Yale Data Science

Blogposts and projects related to data science, machine learning
New Haven, CT

Guide to Autoencoders Oct 29, 2016

(A tutorial on autoencoders)

Autoencoders

Introduction

We aren’t going to spend too much time on just autoencoders because they are not as widely used today due to the development of better models. However, we will cover them because they are essential to understanding the later topics of this guide.

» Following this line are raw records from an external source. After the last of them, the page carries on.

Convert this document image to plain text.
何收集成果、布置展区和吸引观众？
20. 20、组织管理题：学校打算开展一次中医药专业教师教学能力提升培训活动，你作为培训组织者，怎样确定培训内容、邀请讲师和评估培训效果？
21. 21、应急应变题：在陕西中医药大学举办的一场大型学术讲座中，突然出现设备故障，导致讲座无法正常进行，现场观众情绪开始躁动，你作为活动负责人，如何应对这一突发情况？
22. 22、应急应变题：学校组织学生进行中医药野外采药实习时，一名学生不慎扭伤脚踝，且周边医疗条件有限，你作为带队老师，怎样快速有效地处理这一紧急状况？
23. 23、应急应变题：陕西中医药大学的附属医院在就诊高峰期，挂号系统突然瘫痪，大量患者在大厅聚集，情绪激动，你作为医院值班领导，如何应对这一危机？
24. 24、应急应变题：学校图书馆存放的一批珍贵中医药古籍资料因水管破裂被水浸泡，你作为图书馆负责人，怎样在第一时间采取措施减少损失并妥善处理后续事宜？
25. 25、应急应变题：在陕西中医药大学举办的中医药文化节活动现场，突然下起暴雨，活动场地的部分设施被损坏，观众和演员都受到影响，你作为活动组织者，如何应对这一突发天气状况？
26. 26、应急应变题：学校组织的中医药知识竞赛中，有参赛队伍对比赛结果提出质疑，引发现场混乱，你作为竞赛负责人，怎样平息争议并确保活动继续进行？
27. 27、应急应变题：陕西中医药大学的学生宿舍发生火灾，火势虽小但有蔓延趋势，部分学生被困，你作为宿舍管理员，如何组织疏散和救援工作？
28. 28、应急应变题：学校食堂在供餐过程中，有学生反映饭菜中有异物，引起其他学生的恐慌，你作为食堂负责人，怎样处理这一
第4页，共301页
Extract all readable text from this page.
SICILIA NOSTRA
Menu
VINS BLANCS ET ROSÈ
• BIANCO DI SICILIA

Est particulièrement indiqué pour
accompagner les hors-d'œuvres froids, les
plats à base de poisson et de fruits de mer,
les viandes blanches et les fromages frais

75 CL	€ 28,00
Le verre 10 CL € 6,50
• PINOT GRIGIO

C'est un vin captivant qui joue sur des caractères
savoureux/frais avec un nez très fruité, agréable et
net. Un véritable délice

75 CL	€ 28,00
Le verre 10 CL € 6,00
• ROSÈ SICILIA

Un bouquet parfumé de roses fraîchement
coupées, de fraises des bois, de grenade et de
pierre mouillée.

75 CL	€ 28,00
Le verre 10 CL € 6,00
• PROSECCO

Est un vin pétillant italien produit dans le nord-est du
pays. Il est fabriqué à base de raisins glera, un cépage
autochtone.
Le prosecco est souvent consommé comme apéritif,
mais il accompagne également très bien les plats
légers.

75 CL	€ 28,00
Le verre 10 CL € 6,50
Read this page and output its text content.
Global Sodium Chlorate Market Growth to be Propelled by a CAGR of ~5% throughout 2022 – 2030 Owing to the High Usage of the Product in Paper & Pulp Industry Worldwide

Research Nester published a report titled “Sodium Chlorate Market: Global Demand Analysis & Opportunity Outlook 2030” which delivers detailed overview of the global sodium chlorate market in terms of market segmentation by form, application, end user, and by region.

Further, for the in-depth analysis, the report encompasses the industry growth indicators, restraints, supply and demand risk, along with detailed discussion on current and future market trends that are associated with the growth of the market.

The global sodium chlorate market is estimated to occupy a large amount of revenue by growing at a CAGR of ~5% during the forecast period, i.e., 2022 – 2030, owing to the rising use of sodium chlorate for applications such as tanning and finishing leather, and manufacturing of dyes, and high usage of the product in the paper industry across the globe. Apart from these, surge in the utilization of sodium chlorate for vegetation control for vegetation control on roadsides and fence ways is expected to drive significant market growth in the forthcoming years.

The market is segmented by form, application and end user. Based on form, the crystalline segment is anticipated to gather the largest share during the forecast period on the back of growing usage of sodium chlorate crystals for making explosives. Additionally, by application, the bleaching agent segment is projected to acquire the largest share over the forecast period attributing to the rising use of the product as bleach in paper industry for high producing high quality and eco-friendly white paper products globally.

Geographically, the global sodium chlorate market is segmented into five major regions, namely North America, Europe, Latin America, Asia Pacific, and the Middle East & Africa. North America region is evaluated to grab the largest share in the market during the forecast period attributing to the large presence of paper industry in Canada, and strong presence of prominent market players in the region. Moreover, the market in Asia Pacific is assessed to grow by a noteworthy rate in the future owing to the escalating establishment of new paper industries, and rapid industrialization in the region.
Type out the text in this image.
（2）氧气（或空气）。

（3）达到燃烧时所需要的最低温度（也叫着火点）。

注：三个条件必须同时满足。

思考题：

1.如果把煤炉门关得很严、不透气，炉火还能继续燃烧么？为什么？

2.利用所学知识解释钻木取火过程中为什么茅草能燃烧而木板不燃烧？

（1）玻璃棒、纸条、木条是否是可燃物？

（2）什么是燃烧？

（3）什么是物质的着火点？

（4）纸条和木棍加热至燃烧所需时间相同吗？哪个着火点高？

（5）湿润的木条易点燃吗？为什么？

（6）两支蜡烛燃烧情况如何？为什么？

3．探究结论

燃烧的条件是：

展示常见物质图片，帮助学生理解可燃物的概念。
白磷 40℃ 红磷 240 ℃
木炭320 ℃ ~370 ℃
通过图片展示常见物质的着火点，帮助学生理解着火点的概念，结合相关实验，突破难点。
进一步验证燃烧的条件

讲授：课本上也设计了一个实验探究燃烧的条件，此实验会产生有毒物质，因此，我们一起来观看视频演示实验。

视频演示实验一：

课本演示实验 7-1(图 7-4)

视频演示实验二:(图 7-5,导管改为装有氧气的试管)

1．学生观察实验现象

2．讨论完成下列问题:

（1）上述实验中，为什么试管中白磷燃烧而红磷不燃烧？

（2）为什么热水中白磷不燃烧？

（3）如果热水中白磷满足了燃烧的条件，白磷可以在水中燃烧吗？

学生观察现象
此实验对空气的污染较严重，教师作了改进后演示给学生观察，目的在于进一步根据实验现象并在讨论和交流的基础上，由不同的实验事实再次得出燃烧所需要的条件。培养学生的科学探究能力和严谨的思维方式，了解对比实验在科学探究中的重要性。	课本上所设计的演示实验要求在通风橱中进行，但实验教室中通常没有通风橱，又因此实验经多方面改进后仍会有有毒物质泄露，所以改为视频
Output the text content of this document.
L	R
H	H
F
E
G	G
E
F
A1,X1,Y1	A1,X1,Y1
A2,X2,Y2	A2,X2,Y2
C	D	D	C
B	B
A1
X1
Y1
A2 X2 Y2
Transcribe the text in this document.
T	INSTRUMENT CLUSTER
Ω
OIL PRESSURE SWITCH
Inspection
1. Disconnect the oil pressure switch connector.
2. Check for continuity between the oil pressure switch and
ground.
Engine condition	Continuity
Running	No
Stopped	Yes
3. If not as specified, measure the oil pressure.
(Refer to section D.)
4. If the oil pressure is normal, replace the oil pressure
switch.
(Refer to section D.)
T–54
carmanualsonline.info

The premise: you are trying to create a neural network that can efficiently encode your input data in a lower dimensional encoding, which it is then able to decode back into the original input, with losing as little of the original input as possible. This is useful for the following reason. Imagine your input data is very high dimensional, but in reality, the only valid inputs you would ever receive are in a subspace of this high dimension. In fact, they exist in a manifold of this space, which can be spanned using fewer dimensions, and these dimensions can have properties that are useful to learn, as they capture some intrinsic/invariant aspect of the input space.

To achieve this dimensionality reduction, the autoencoder was introduced as an unsupervised learning way of attempting to reconstruct a given input with fewer bits of information.

Basic Architecture

Now at this point, the theory starts to involve an understanding of what neural networks are. The prototypical autoencoder is a neural network which has input and output layers identical in width, and has the property of “funneling” the input, after a sequence of hidden layers, into a hidden layer less wide than the input, and then “fanning out” back to the original input dimension, and constructing the output. Typically, the sequence of layers to the middle layer are repeated in reverse order to scale back up to the output layer. The sequence of funneling layers are referred to as the “encoder,” and the fanning out layers are called the “deocoder.”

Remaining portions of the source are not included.